ABC News’ Rick Klein reports:
Rep. Barney Frank, D-Mass., is facing his most serious reelection challenge in recent memory with the emergence of Sean Bielat, a 35-year-old former active-duty Marine who is hoping to follow in Sen. Scott Brown’s footsteps in turning a reliably blue seat red.
Bielat joined us today on ABC’s “Top Line” to outline his candidacy, which has gotten a burst of attention after former President Bill Clinton came to Frank’s district to campaign for the powerful chairman of the House Financial Services Committee.
“Scott Brown won here in the Fourth District. I think that's important to note,” Bielat told us. “Around Massachusetts, there are a lot of people who I think are a lot like me. They've grew up Democrats. They never really questioned it and now they're starting to look at where the country is, what they're party is doing, and they're starting to think, how can we get different leadership? How can we get new leadership?”
Bielat, like many Republican challengers, hasn’t signed on to the GOP “Pledge to America” outlined last month – in part, he said, because it doesn’t go far enough in explaining how Republicans would control the size of government.
“They're tough issues to take on politically because there are no good answers from a political standpoint. There are good answers. There good policy answers,” he said.

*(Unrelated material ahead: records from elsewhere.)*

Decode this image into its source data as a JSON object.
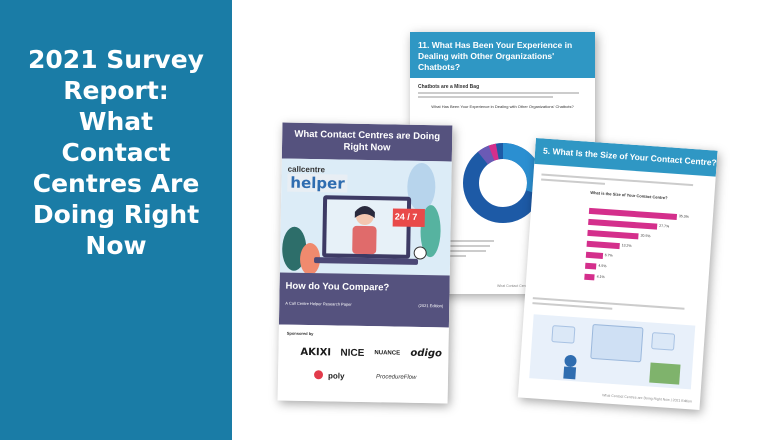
{
  "left_panel": {
    "title_lines": [
      "2021 Survey",
      "Report:",
      "What",
      "Contact",
      "Centres Are",
      "Doing Right",
      "Now"
    ]
  },
  "back_page": {
    "heading": "11. What Has Been Your Experience in Dealing with Other Organizations' Chatbots?",
    "subheading": "Chatbots are a Mixed Bag",
    "chart_question": "What Has Been Your Experience in Dealing with Other Organizations' Chatbots?",
    "footer": "What Contact Centres are Doing Right Now | 2021 Edition"
  },
  "right_page": {
    "heading": "5. What Is the Size of Your Contact Centre?",
    "chart_question": "What is the Size of Your Contact Centre?",
    "bar_values": [
      "35.3%",
      "27.7%",
      "20.5%",
      "13.2%",
      "6.7%",
      "4.5%",
      "4.1%"
    ],
    "bar_fractions": [
      0.353,
      0.277,
      0.205,
      0.132,
      0.067,
      0.045,
      0.041
    ],
    "footer": "What Contact Centres are Doing Right Now | 2021 Edition"
  },
  "cover": {
    "title": "What Contact Centres are Doing Right Now",
    "logo_top": "callcentre",
    "logo_main": "helper",
    "badge": "24 / 7",
    "band_title": "How do You Compare?",
    "band_subtitle": "A Call Centre Helper Research Paper",
    "edition": "(2021 Edition)",
    "sponsored_by": "Sponsored by",
    "sponsors": {
      "akixi": "AKIXI",
      "nice": "NICE",
      "nuance": "NUANCE",
      "odigo": "odigo",
      "poly": "poly",
      "procedureflow": "ProcedureFlow"
    }
  },
  "colors": {
    "left_panel": "#1a7ca6",
    "page_header": "#2f97c4",
    "cover_purple": "#55527e",
    "bar_pink": "#d42f8c"
  }
}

Bielat outlined some specific ideas for controlling Social Security costs:
"I think, for Social Security, we need to raise the cap on taxable income for payroll taxes. I think we need to raise the retirement age, and there is a lot of fear-mongering about that. I’m not talking about people who are about to retire. I’m not talking about people who are already retired. But, if you look at my generation, if you look at people born after 1970, we can expect, at best, under ideal conditions, only three-quarters of the benefit, despite paying our whole working lives."
“Clearly, reform is in order. In addition, I think we need to emphasize these private savings accounts. Once again, there is fear-mongering on this. Oh, the idea [is that] we're going to privatize Social Security. ‘Nobody will have this safety net.’ That’s not what we're talking about. We need to get realistic about solutions that are sustainable and will shore up the program long-term, while eliminating the drag on the economy, in addition to the debt we're seeing.”
Bielat also said that – in contrast with Frank -- he doesn’t want the military’s “don’t ask, don’t tell policy” changed, though he said he would support a repeal if the Defense Department endorses it. The current policy, he argued, doesn’t really keep gay and lesbian service members from serving.
“Right now, there are gays and lesbians serving,” he said. “I guess I don't know what you mean by ‘openly’ [serving] because if I'm aware and other Marines are aware that a Marine is gay or lesbian, it to me seems open. What the current policy prohibits isn't orientation.
"So, the real question is -- the burden of proof should be on the people who want to make the change. Any other change that we make in the military is -- I'll give you an example. When I was on active duty, under a camouflage utility, we wore brown skivvy shirts. We changed to green after a year of study. So, everything that the military looks at changing they study for a long time. Here, we're doing this policy which is going to have massive impact on the administration, and the uniform military code of justice. It's been thrust upon the military by civilian government, and then post-facto they said, yeah, you can study it. I'm saying we should be sure it doesn't diminish ability, adds value, and makes our fighting force more effective."
Asked whether he thinks a repeal would diminish military capability, Bielat said: “I don't know. That's the sort of thing we need to study. If DOD is on board, I'm on board.”
We also checked in with Politico’s Shira Toeplitz on Delaware Senate candidate Christine O’Donnell’s new campaign ad, plus the new ABC News/Washington Post poll showing Democrats beginning to close the enthusiasm gap four weeks before the midterm elections.